When Minnesota’s waterfowl season opens Saturday, hunting is likely to be pretty good.

That from the Minnesota Department of Natural Resources (DNR), which reports that record continental duck breeding populations combined with low water levels across the much of the state will work to the hunter’s advantage.

“A pile of ducks are coming down from Canada and they are going to be more concentrated this year because of less water across the landscape,” said Steve Cordts, the DNR’s waterfowl specialist. “Somewhere someone is going to have the best duck hunting they’ve ever had.”

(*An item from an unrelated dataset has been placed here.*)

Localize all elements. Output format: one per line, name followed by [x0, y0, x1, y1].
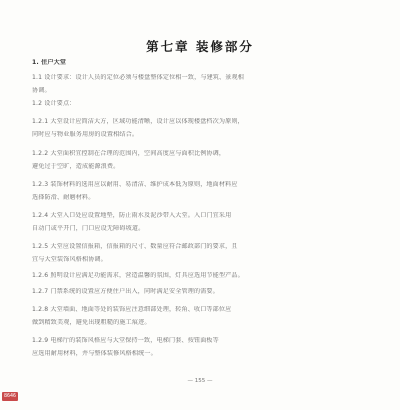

Cordts said the Sept. 22 opener – the earliest since World War II days – also will help hunters be more successful. That’s because wood ducks and teal, early migrants, should still be abundant throughout the state. Moreover, the DNR has split the state into three hunting zones with different dates as part of an effort to provide additional hunting opportunity as birds migrate from north to south. By adding a third zone in southern Minnesota the hunting season now extends through the first weekend in December.

“There’s a lot of opportunity this year,” said Cordts. “The duck hunter who moves around the state can hunt for more than 70 days.”
Cordts said teal and wood ducks are migrating out of the state every day but more of them will be around this weekend than if the season opened the following weekend. He also noted that Minnesota has good numbers of molt migrant Canada geese moving into the state. These are nonbreeding birds that were in Minnesota this spring, migrated this summer north to the Hudson Bay to shed their flight feathers, and are just now returning to Minnesota for the fall.  These birds have not yet been hunted.

It’s possible that more duck hunters will be hitting the swamps and sloughs this fall than in recent years, too.

As of last week, waterfowl stamp sales were running ahead of last year and so were youth small game license sales that indicated the licensee intended to hunt migratory birds.

“We won’t have a final license tally until the season ends on Dec. 2, but it’s good to see preseason interest above that of last year,” said Steve Merchant, acting DNR wildlife chief.

As of Sept. 14, Minnesota duck stamp sales totaled 46,001 compared with 44,479 in 2011 for the same time period. Youth small game license sales with a Harvest Information Program certification totaled 7,194 this year compared to 5,879 last year.

The Minnesota DNR issued 89,520 state waterfowl stamps last year, up from the previous year but below the 100,000-plus licenses sold from 1990 through 2007.

Merchant said there is no one explanation for why waterfowl hunting interest is rebounding, but record continental duck breeding numbers, early openers this year, long seasons and other organizations’ efforts to get kids outdoors are all likely factors.

The DNR will post a weekly waterfowl migration report each week during the duck season. The first report should be posted by early Friday at www.dnr.state.mn.us/hunting/waterfowl.

“If you’ve been sitting on the duck hunting sidelines, this would be a great year to get back in the game,” said Merchant. “You may have to drive a bit based on your local water conditions – but where there is good water there should be good duck numbers.”

Waterfowl hunting regulations are available wherever DNR licenses are sold and online at www.mndnr.gov/regulations/hunting.